San Francisco hosted an anti-war demonstration on Saturday. I was suspicious and disheartened that the San Francisco Chronicle reported the crowd size at “tens of thousands of people”. See also the headline: Huge protests for peace / Tens of thousands in S.F. demand Bush abandon war plans
Within the latter article, two more estimates are given:
The protest’s organizers, an umbrella coalition called International ANSWER, or Act Now to Stop War & End Racism, estimated the crowd at 200,000. Police put the number at 55,000.
Here is the report from A.N.S.W.E.R: 200,000 March in San Francisco. I understand that it is in the organizer’s best interests to overestimate attendance.
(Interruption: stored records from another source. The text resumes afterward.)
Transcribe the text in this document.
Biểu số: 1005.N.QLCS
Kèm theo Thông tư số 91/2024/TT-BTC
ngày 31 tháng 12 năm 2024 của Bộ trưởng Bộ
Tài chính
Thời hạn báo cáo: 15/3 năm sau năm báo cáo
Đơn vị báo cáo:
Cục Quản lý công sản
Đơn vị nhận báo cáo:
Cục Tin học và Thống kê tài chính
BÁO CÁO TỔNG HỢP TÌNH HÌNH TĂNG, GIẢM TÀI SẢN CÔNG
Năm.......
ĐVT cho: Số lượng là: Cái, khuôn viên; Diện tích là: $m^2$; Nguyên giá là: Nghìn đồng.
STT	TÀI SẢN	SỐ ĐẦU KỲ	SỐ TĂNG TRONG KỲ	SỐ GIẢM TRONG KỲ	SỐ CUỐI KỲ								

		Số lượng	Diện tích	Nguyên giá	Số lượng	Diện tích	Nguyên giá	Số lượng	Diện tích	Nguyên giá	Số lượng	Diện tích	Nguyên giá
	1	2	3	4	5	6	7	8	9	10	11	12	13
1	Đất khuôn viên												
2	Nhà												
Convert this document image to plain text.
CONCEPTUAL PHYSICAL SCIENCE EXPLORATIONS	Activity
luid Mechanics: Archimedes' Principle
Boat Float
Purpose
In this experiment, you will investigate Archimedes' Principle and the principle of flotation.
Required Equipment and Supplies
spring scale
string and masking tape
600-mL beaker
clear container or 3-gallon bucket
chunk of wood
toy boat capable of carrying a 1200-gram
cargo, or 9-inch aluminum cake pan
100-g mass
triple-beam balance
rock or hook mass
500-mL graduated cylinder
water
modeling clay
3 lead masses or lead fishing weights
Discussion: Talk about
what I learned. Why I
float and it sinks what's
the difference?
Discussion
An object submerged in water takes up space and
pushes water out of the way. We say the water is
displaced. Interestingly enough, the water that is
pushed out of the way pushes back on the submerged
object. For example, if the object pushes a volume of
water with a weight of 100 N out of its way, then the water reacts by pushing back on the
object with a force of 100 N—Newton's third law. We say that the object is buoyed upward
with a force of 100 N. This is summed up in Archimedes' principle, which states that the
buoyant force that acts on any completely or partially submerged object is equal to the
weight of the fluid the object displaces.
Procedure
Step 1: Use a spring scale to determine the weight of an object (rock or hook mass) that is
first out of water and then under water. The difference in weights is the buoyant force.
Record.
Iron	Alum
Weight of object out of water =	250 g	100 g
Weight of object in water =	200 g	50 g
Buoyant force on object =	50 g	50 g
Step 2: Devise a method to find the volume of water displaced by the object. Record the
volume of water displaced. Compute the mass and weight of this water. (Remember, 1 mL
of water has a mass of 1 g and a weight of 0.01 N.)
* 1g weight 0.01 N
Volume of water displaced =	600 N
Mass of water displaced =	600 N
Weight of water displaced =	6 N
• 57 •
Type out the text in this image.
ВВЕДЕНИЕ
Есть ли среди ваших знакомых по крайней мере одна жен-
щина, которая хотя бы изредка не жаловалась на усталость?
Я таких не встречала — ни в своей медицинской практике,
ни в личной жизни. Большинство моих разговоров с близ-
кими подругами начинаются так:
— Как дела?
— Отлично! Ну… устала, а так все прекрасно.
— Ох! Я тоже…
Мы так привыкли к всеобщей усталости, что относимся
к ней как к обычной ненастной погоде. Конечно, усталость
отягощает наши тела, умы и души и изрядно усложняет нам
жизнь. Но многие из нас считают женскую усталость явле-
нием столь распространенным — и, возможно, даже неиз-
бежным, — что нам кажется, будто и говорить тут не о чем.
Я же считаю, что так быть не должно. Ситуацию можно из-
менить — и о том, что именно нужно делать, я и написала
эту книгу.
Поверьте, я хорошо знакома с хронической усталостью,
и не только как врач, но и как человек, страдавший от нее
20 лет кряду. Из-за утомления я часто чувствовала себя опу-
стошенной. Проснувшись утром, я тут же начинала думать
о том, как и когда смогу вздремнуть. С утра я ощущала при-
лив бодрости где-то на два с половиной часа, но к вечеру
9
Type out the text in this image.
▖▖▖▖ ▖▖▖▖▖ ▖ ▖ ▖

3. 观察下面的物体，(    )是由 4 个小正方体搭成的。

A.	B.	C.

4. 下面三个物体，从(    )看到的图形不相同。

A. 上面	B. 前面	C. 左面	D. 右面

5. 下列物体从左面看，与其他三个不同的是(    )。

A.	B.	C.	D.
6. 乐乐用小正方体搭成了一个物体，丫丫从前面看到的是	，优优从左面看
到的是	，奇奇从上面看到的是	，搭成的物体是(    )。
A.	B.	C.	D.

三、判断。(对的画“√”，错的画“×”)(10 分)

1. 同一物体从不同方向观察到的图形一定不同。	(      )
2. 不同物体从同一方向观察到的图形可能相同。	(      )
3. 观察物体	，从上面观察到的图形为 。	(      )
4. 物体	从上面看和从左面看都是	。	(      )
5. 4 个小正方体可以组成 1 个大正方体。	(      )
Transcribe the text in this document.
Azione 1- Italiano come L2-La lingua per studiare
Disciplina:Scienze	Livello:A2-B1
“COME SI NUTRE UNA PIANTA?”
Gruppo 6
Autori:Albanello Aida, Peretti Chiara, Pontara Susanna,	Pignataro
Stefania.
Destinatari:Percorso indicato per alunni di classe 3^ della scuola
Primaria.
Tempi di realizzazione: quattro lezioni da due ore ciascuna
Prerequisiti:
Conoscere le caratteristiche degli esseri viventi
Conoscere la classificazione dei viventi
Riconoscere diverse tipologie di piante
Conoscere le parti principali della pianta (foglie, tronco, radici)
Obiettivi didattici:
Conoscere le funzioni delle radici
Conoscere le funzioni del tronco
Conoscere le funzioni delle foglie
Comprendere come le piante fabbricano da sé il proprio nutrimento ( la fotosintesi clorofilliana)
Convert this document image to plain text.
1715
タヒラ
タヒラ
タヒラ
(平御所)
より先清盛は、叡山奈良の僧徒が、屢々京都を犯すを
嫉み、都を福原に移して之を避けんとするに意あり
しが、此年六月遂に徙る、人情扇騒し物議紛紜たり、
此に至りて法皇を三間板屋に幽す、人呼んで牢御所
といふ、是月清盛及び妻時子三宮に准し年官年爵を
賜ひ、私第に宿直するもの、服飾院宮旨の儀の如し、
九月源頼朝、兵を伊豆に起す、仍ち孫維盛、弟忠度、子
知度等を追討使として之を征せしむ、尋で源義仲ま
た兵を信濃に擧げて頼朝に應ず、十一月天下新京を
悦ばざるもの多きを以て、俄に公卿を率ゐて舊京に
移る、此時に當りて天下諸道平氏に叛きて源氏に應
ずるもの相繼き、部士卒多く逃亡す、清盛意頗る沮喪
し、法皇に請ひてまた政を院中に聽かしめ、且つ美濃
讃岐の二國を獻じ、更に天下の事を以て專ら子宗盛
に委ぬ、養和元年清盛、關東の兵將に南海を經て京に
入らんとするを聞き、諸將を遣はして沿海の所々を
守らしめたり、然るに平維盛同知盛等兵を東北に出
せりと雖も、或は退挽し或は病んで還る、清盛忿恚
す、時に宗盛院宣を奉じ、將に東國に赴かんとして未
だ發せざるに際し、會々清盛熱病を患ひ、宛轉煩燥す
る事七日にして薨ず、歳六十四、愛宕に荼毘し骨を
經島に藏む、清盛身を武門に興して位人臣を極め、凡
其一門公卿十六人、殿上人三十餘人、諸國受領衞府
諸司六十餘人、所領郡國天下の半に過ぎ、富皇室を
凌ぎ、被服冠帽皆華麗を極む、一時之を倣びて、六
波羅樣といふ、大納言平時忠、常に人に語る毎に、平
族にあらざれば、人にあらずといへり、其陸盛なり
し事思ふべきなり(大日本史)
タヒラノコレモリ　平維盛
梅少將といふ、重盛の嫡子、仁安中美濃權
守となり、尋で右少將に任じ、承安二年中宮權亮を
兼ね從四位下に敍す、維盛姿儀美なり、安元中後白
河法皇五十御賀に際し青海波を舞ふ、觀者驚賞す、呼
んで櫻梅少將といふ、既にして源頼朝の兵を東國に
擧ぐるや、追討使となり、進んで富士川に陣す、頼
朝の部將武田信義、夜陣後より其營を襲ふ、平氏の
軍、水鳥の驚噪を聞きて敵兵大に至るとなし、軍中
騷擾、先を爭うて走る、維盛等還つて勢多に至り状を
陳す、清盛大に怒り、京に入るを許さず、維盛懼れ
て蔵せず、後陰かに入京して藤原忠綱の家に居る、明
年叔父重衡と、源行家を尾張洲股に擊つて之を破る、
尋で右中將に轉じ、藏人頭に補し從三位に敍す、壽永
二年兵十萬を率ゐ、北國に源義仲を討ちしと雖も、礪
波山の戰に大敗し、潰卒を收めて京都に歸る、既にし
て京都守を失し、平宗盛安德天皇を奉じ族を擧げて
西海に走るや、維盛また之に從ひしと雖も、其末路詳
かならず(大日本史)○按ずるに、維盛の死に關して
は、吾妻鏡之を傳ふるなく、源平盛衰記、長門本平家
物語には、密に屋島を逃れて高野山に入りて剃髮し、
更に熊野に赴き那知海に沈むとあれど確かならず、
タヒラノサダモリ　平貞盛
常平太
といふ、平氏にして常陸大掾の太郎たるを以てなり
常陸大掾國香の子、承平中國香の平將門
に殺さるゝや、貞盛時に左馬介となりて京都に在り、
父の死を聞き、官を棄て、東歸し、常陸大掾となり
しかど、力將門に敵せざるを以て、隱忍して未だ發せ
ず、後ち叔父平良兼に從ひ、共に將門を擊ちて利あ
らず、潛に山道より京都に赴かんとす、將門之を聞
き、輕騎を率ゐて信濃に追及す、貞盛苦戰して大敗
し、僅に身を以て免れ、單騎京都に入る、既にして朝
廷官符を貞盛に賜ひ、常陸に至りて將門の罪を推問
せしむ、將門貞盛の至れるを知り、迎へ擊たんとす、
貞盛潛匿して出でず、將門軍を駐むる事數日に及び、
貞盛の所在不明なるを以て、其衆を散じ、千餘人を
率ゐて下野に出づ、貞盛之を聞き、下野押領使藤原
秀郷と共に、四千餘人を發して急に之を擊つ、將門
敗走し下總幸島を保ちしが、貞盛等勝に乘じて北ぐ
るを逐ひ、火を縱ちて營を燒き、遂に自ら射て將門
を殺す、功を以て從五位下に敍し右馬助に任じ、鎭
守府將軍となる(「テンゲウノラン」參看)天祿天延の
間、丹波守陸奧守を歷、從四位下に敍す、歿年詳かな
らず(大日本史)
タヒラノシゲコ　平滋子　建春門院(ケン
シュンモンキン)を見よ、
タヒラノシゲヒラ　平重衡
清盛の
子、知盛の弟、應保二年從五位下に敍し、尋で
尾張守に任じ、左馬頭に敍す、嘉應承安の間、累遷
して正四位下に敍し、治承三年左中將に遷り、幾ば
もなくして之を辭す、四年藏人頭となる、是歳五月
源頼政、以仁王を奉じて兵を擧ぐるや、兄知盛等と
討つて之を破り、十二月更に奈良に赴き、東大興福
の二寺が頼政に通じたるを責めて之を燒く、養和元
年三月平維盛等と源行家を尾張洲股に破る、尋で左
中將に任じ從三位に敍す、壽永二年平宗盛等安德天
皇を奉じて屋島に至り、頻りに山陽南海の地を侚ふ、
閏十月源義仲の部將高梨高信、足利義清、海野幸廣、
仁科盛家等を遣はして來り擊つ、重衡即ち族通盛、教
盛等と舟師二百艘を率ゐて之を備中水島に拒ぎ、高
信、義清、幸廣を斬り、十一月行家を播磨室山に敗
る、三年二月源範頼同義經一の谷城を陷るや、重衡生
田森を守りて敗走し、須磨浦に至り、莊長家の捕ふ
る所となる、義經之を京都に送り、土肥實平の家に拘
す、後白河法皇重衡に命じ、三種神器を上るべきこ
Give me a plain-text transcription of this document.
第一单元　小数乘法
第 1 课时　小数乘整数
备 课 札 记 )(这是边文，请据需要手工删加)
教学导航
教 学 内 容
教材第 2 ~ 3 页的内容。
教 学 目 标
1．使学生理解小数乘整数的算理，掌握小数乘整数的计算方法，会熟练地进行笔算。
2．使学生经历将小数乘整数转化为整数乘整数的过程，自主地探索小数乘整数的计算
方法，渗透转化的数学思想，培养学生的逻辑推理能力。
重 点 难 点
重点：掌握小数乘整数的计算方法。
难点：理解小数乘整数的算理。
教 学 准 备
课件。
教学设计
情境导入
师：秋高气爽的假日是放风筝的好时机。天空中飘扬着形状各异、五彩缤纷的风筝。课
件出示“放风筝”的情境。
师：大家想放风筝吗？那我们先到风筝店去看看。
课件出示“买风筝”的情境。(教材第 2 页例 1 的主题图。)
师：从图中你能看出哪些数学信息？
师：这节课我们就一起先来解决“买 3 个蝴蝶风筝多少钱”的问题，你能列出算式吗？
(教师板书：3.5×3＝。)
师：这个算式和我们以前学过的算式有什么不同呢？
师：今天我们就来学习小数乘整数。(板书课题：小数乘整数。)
But I don’t understand why it’s in the Chronicle’s best interests to underestimate it.
Today the SFPD realized their numbers were impossibly low: Protest numbers don’t add up / Police now say 150,000 safe guess. This makes the Chronicle’s earlier headline even more irresponsible and inaccurate. Kudos to the SFPD for admitting their mistake. Kudos to the Chron for publishing the SFPD’s recount. But I’d still like to see them publish a recant.
In other Peace Rally news, here’s the Chron’s Peace Rally Photo Gallery.
Here are aerial photos (with yet-another crowd-size estimate over 100,000).
Here is a gallery of rally photos taken by Bim Lipp, a participant who according to the Chronicle’s reporting could not possibly have been in San Francisco that day, because at least “tens of thousands” of participants coming from less far away had already arrived.